The tanks were built at the beginning of the last century as three horseshoe-shaped tunnels, 3.5m high and 3.5m wide, with interconnecting access points every 50m.The tanks are next to West Hoe Harbour and are subject to a 5m head of water at high tides.

Access to the 247m long structure was through shafts at either end.To speed up cleaning operations (and to make them safer), two new shafts were sunk near the middle of the tunnels; one 4.5m diameter, spanning the central and outer tunnels; and the other 3m diameter, spanning the inner, landside tunnel.

Sewage flows to the tunnels were temporarily redirected to allow work to be carried out in relatively dry conditions.

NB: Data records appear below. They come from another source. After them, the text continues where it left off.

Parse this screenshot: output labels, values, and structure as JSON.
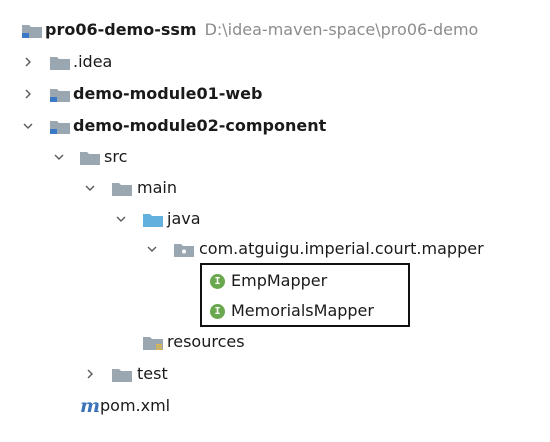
{
  "project": {
    "name": "pro06-demo-ssm",
    "path": "D:\\idea-maven-space\\pro06-demo"
  },
  "tree": {
    "idea": ".idea",
    "web_module": "demo-module01-web",
    "component_module": "demo-module02-component",
    "src": "src",
    "main": "main",
    "java": "java",
    "package": "com.atguigu.imperial.court.mapper",
    "emp_mapper": "EmpMapper",
    "memorials_mapper": "MemorialsMapper",
    "resources": "resources",
    "test": "test",
    "pom": "pom.xml"
  },
  "icons": {
    "interface_letter": "I",
    "maven_letter": "m"
  },
  "colors": {
    "folder": "#9aa7b0",
    "source_folder": "#62b0dd",
    "module_marker": "#3a7ac9",
    "interface_icon": "#6aa84f",
    "path_text": "#8c8c8c"
  }
}
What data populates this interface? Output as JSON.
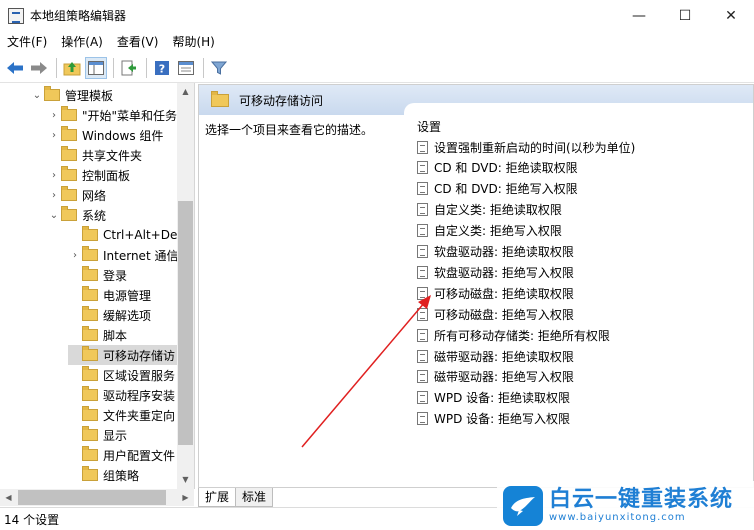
{
  "window": {
    "title": "本地组策略编辑器",
    "minimize": "—",
    "maximize": "☐",
    "close": "✕"
  },
  "menu": [
    "文件(F)",
    "操作(A)",
    "查看(V)",
    "帮助(H)"
  ],
  "toolbar_icons": [
    "back-arrow-icon",
    "forward-arrow-icon",
    "up-folder-icon",
    "show-hide-tree-icon",
    "export-icon",
    "help-icon",
    "properties-icon",
    "filter-icon"
  ],
  "tree": [
    {
      "label": "管理模板",
      "exp": "⌄"
    },
    {
      "label": "\"开始\"菜单和任务",
      "exp": "›"
    },
    {
      "label": "Windows 组件",
      "exp": "›"
    },
    {
      "label": "共享文件夹",
      "exp": ""
    },
    {
      "label": "控制面板",
      "exp": "›"
    },
    {
      "label": "网络",
      "exp": "›"
    },
    {
      "label": "系统",
      "exp": "⌄"
    },
    {
      "label": "Ctrl+Alt+Del",
      "exp": ""
    },
    {
      "label": "Internet 通信",
      "exp": "›"
    },
    {
      "label": "登录",
      "exp": ""
    },
    {
      "label": "电源管理",
      "exp": ""
    },
    {
      "label": "缓解选项",
      "exp": ""
    },
    {
      "label": "脚本",
      "exp": ""
    },
    {
      "label": "可移动存储访",
      "exp": ""
    },
    {
      "label": "区域设置服务",
      "exp": ""
    },
    {
      "label": "驱动程序安装",
      "exp": ""
    },
    {
      "label": "文件夹重定向",
      "exp": ""
    },
    {
      "label": "显示",
      "exp": ""
    },
    {
      "label": "用户配置文件",
      "exp": ""
    },
    {
      "label": "组策略",
      "exp": ""
    }
  ],
  "panel": {
    "header": "可移动存储访问",
    "description": "选择一个项目来查看它的描述。",
    "column": "设置",
    "items": [
      "设置强制重新启动的时间(以秒为单位)",
      "CD 和 DVD: 拒绝读取权限",
      "CD 和 DVD: 拒绝写入权限",
      "自定义类: 拒绝读取权限",
      "自定义类: 拒绝写入权限",
      "软盘驱动器: 拒绝读取权限",
      "软盘驱动器: 拒绝写入权限",
      "可移动磁盘: 拒绝读取权限",
      "可移动磁盘: 拒绝写入权限",
      "所有可移动存储类: 拒绝所有权限",
      "磁带驱动器: 拒绝读取权限",
      "磁带驱动器: 拒绝写入权限",
      "WPD 设备: 拒绝读取权限",
      "WPD 设备: 拒绝写入权限"
    ]
  },
  "tabs": [
    "扩展",
    "标准"
  ],
  "status": "14 个设置",
  "watermark": {
    "name": "白云一键重装系统",
    "url": "www.baiyunxitong.com"
  },
  "colors": {
    "accent": "#1f7fd4",
    "header_gradient_top": "#dfe9f6",
    "arrow": "#e02020"
  }
}
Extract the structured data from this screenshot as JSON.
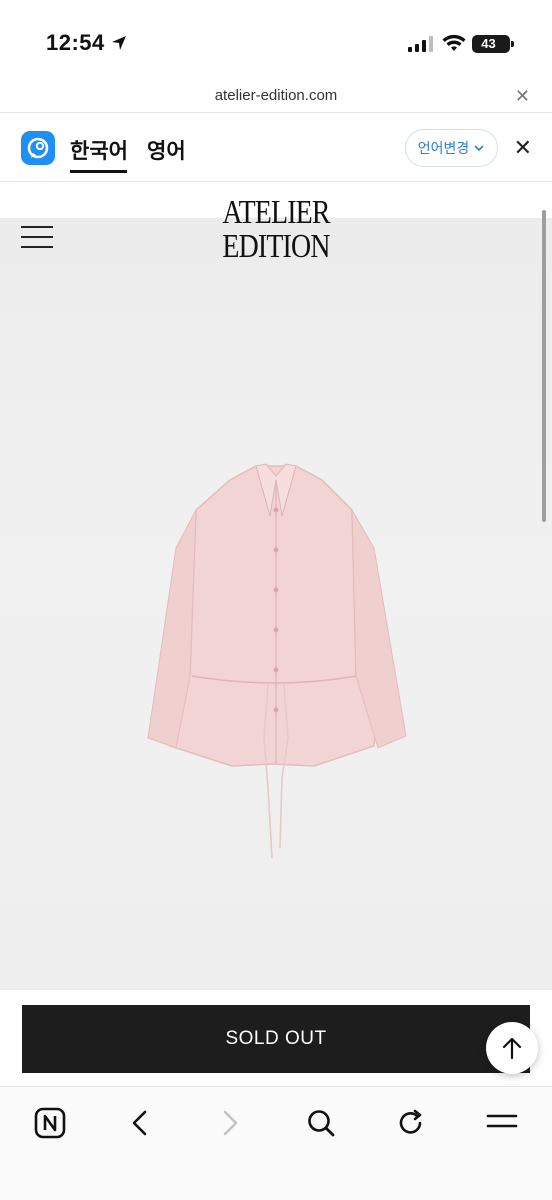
{
  "status_bar": {
    "time": "12:54",
    "battery": "43",
    "icons": [
      "location-arrow-icon",
      "signal-icon",
      "wifi-icon",
      "battery-icon"
    ]
  },
  "browser": {
    "url": "atelier-edition.com"
  },
  "translate_bar": {
    "source_lang": "한국어",
    "target_lang": "영어",
    "change_label": "언어변경",
    "accent_color": "#1f8ff3"
  },
  "site": {
    "logo_line1": "ATELIER",
    "logo_line2": "EDITION"
  },
  "product": {
    "button_label": "SOLD OUT",
    "button_color": "#1d1d1d",
    "garment_color": "#f2d4d4"
  },
  "toolbar": {
    "icons": [
      "naver-home-icon",
      "back-icon",
      "forward-icon",
      "search-icon",
      "reload-icon",
      "menu-icon"
    ]
  }
}
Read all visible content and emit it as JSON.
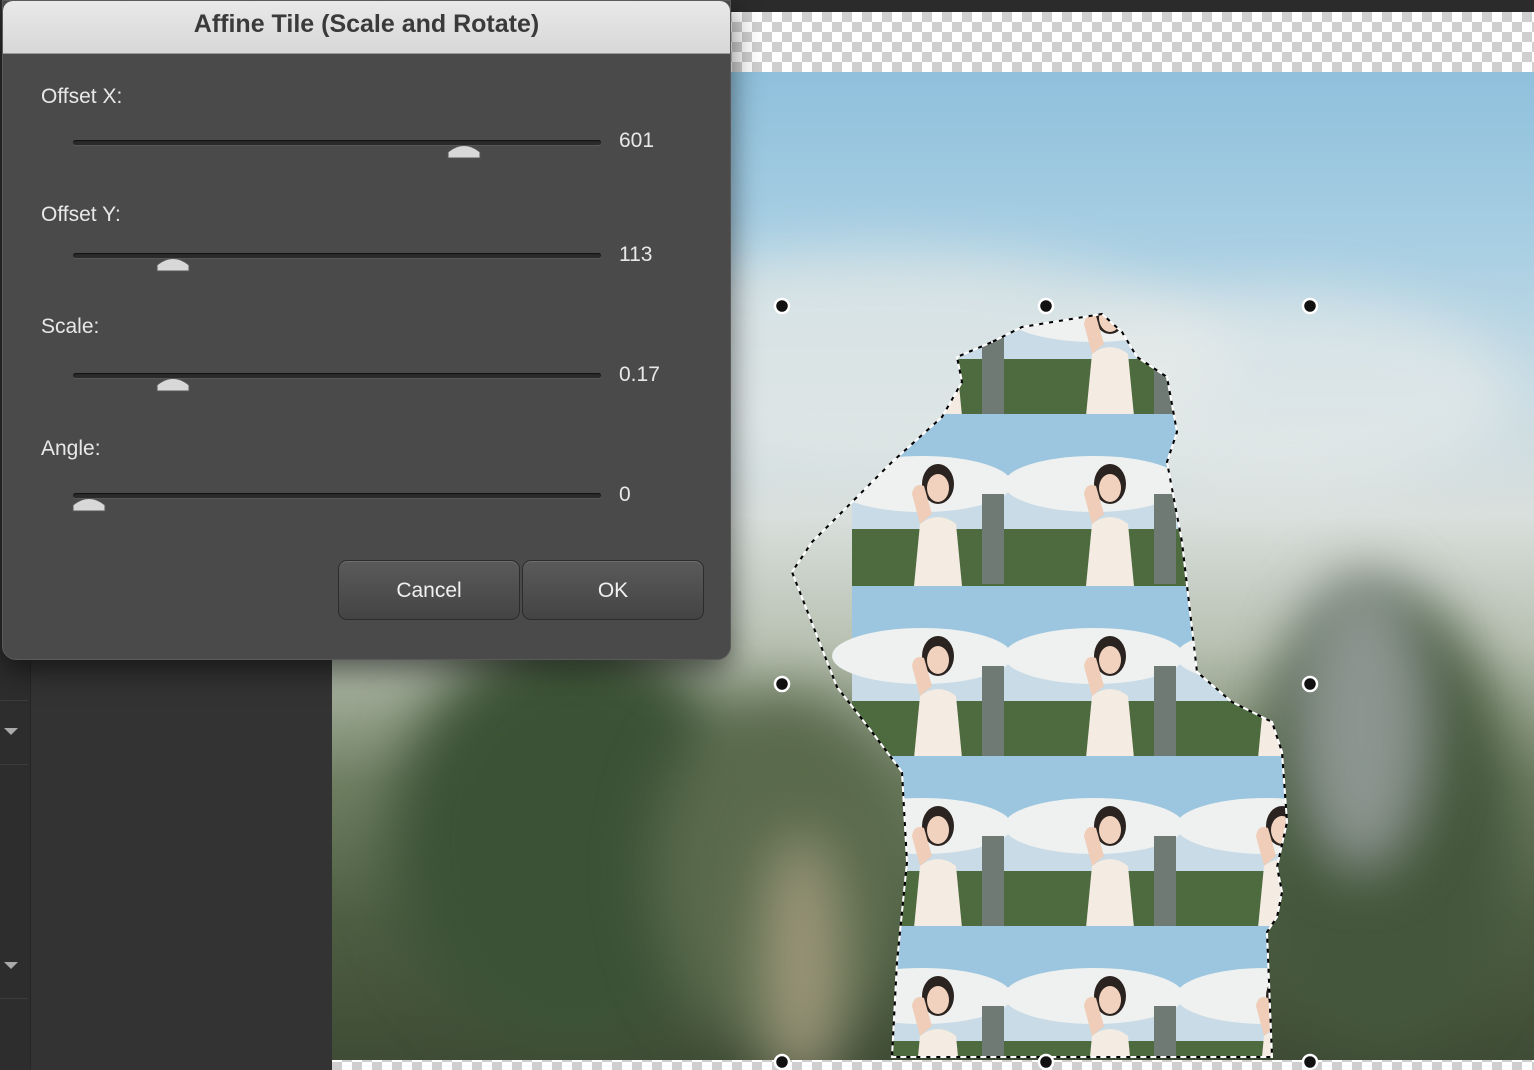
{
  "dialog": {
    "title": "Affine Tile (Scale and Rotate)",
    "fields": [
      {
        "label": "Offset X:",
        "value": "601",
        "slider_fraction": 0.74
      },
      {
        "label": "Offset Y:",
        "value": "113",
        "slider_fraction": 0.19
      },
      {
        "label": "Scale:",
        "value": "0.17",
        "slider_fraction": 0.19
      },
      {
        "label": "Angle:",
        "value": "0",
        "slider_fraction": 0.03
      }
    ],
    "cancel_label": "Cancel",
    "ok_label": "OK"
  },
  "colors": {
    "dialog_bg": "#4a4a4a",
    "titlebar_bg": "#dcdcdc",
    "panel_bg": "#333333"
  },
  "icons": [
    "disclosure-arrow-icon",
    "slider-thumb-icon",
    "transform-handle-icon"
  ]
}
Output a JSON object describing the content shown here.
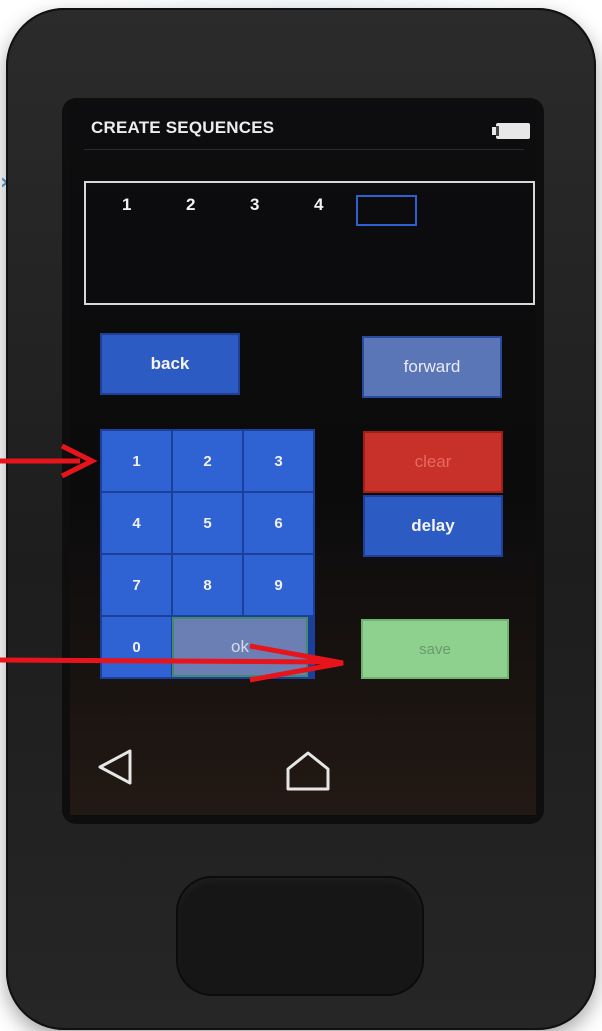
{
  "screen": {
    "title": "CREATE SEQUENCES",
    "sequence": [
      "1",
      "2",
      "3",
      "4"
    ],
    "buttons": {
      "back": "back",
      "forward": "forward",
      "clear": "clear",
      "delay": "delay",
      "save": "save"
    },
    "keypad": {
      "keys": [
        "1",
        "2",
        "3",
        "4",
        "5",
        "6",
        "7",
        "8",
        "9",
        "0"
      ],
      "ok": "ok"
    },
    "nav": {
      "back_icon": "back-triangle-icon",
      "home_icon": "home-icon"
    }
  },
  "colors": {
    "blue_button": "#2c5bc4",
    "clear_button": "#c8302a",
    "save_button": "#8ed08e",
    "annotation_arrow": "#e8141b"
  }
}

The tunnels act as a sewage storage during storms, so allowances still had to be made for evacuation and lost time during storm events.

The first job was to remove a 300mm thick layer of septic silt sludge from each invert which, when disturbed, produced high levels of hydrogen sulphide gas.This was carried out by subcontractor Drain Brain using its 'sludge gulping' system, which minimised man entry into the potentially hazardous environment.

Tunnels were then inspected and all ingress points on the inner and outer tunnels marked at high tide. Grout was then injected in these areas to seal the annulus, first on the inner tunnel and then the outer, seaward, tunnel.

Grouting of the seaward tunnel was a twotier operation as the condition of the fill around the tunnel was unknown. Grouting was carefully managed to ensure the cement-based material did not pass beyond the annulus and penetrate the sea wall into the harbour. In areas where this was thought to be a risk, grouting was stopped and resumed the following day.

Grouting continued until infiltration was reduced below acceptable levels. Some minor regrouting of the inner tunnel was needed as predicted, but only 80t of grout was used compared with the original 280t estimate.

Finally, the tunnels were cleaned and some repointing of the brickwork carried out. The original plan was to cast an insitu concrete replacement invert, but this proved unnecessary as the condition of the brickwork in the invert was found to be 'first class'with no signs of infiltration.

Work, which finished in June, achieved target infiltration levels.